The EID/RID split is a red-herring used to confuse those that don't
understand that ISP's operate private networks, and they want absolute
control over their networks. That is fine, they should have control over
their infrastructure. The point is that IP is an inter-network technology,
something the telco world doesn't really get (and the traditional ISPs have
forgotten during the assimilation). It has been argued that the reason the
Internet won out over the traditional telco world is exactly due to the
identity and locator being merged. This allowed a chain of organizations to
have a clean-slate view of what this packet is about; where header rewriting
techniques only provide the upstream organization's interpretation. 
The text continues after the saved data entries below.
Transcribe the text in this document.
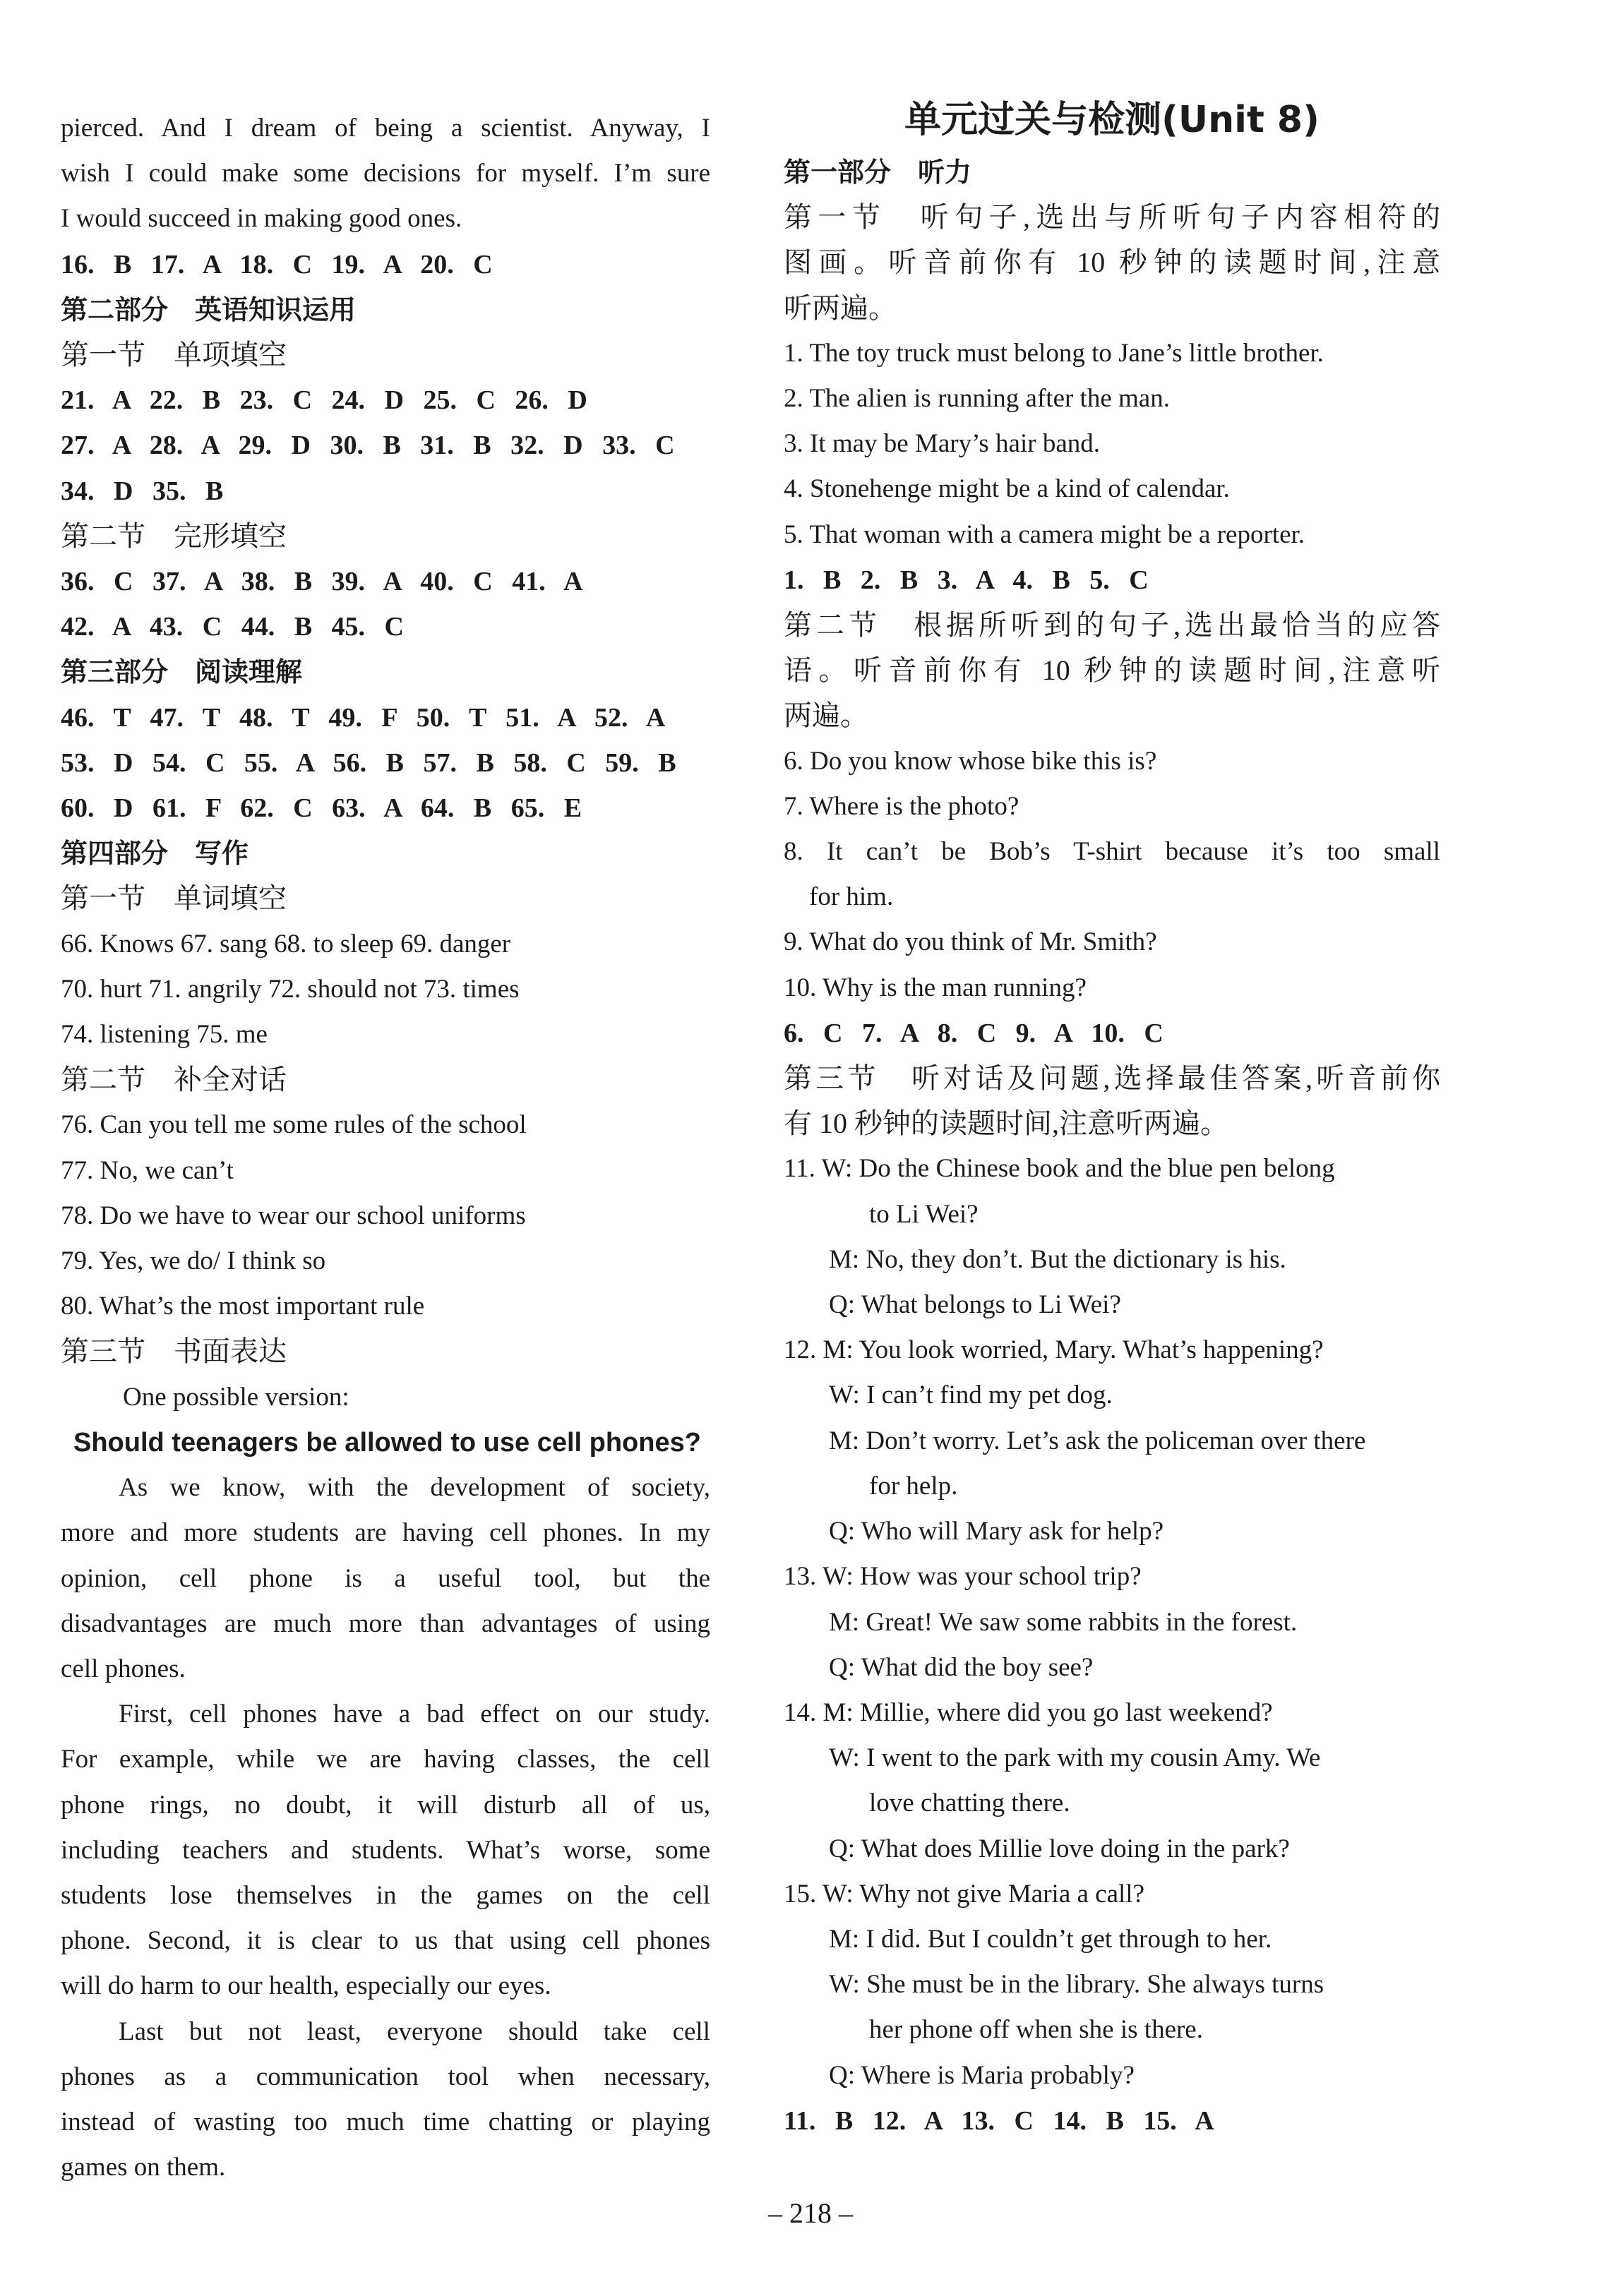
pierced. And I dream of being a scientist. Anyway, I
wish I could make some decisions for myself. I’m sure
I would succeed in making good ones.
16. B 17. A 18. C 19. A 20. C
第二部分　英语知识运用
第一节　单项填空
21. A 22. B 23. C 24. D 25. C 26. D
27. A 28. A 29. D 30. B 31. B 32. D 33. C
34. D 35. B
第二节　完形填空
36. C 37. A 38. B 39. A 40. C 41. A
42. A 43. C 44. B 45. C
第三部分　阅读理解
46. T 47. T 48. T 49. F 50. T 51. A 52. A
53. D 54. C 55. A 56. B 57. B 58. C 59. B
60. D 61. F 62. C 63. A 64. B 65. E
第四部分　写作
第一节　单词填空
66. Knows 67. sang 68. to sleep 69. danger
70. hurt 71. angrily 72. should not 73. times
74. listening 75. me
第二节　补全对话
76. Can you tell me some rules of the school
77. No, we can’t
78. Do we have to wear our school uniforms
79. Yes, we do/ I think so
80. What’s the most important rule
第三节　书面表达
One possible version:
Should teenagers be allowed to use cell phones?
As we know, with the development of society,
more and more students are having cell phones. In my
opinion, cell phone is a useful tool, but the
disadvantages are much more than advantages of using
cell phones.
First, cell phones have a bad effect on our study.
For example, while we are having classes, the cell
phone rings, no doubt, it will disturb all of us,
including teachers and students. What’s worse, some
students lose themselves in the games on the cell
phone. Second, it is clear to us that using cell phones
will do harm to our health, especially our eyes.
Last but not least, everyone should take cell
phones as a communication tool when necessary,
instead of wasting too much time chatting or playing
games on them.
单元过关与检测(Unit 8)
第一部分　听力
第一节　听句子,选出与所听句子内容相符的
图画。听音前你有 10 秒钟的读题时间,注意
听两遍。
1. The toy truck must belong to Jane’s little brother.
2. The alien is running after the man.
3. It may be Mary’s hair band.
4. Stonehenge might be a kind of calendar.
5. That woman with a camera might be a reporter.
1. B 2. B 3. A 4. B 5. C
第二节　根据所听到的句子,选出最恰当的应答
语。听音前你有 10 秒钟的读题时间,注意听
两遍。
6. Do you know whose bike this is?
7. Where is the photo?
8. It can’t be Bob’s T-shirt because it’s too small
for him.
9. What do you think of Mr. Smith?
10. Why is the man running?
6. C 7. A 8. C 9. A 10. C
第三节　听对话及问题,选择最佳答案,听音前你
有 10 秒钟的读题时间,注意听两遍。
11. W: Do the Chinese book and the blue pen belong
to Li Wei?
M: No, they don’t. But the dictionary is his.
Q: What belongs to Li Wei?
12. M: You look worried, Mary. What’s happening?
W: I can’t find my pet dog.
M: Don’t worry. Let’s ask the policeman over there
for help.
Q: Who will Mary ask for help?
13. W: How was your school trip?
M: Great! We saw some rabbits in the forest.
Q: What did the boy see?
14. M: Millie, where did you go last weekend?
W: I went to the park with my cousin Amy. We
love chatting there.
Q: What does Millie love doing in the park?
15. W: Why not give Maria a call?
M: I did. But I couldn’t get through to her.
W: She must be in the library. She always turns
her phone off when she is there.
Q: Where is Maria probably?
11. B 12. A 13. C 14. B 15. A
– 218 –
We have the solution to the perceived problem of each ISP wanting to write
its own interpretation of what to do with this packet. It is called MPLS. No
matter what you call it, every attempt to overwrite the end-to-end semantics
of the IPv6 header with local semantics is nothing more than a label
operation. Since it is being done just for the local network, it doesn't
belong in the inter-network header, it belongs in a lower layer that already
carries local-only network semantics. 

The problem is not that the EID/RID are merged, it is that the destination
network is trying to effect policy over network providers, and the network
providers are trying to prevent them from doing that so they can control
their own network. Again, I have no problem with ISPs wanting to control
their own network, but they should be using the tool that was designed for
that rather than breaking the merged semantics that the entire existing
security model is built on. 


David Williamson wrote:
> Uh, neither of those reasons undermines the solution others have
> proposed: use PI space.  You can always just not announce some part (or
> all) of your space.  That would make it private.

So you have a printer on the same subnet as the laptop, and the laptop needs
internet access while the printer does not. Do you explicitly list every
device that is to be allowed/blocked in the firewall; or do you overlay two
prefix ranges from the public space and try to keep straight which one has
public access to make sure the printer is in the right one? It would be much
simpler operationally to have a very different range for the local-only
devices. ULA provides that. ULA-C provides an assurance to management that
there is a human maintaining a list that says 'this space is ours so we will
not have to renumber for partnerships or m&a'. 


Owen DeLong wrote:
> Um, no.  It's like saying that counterfeit money is bad and we'd rather
> not create a sponsored system for printing it.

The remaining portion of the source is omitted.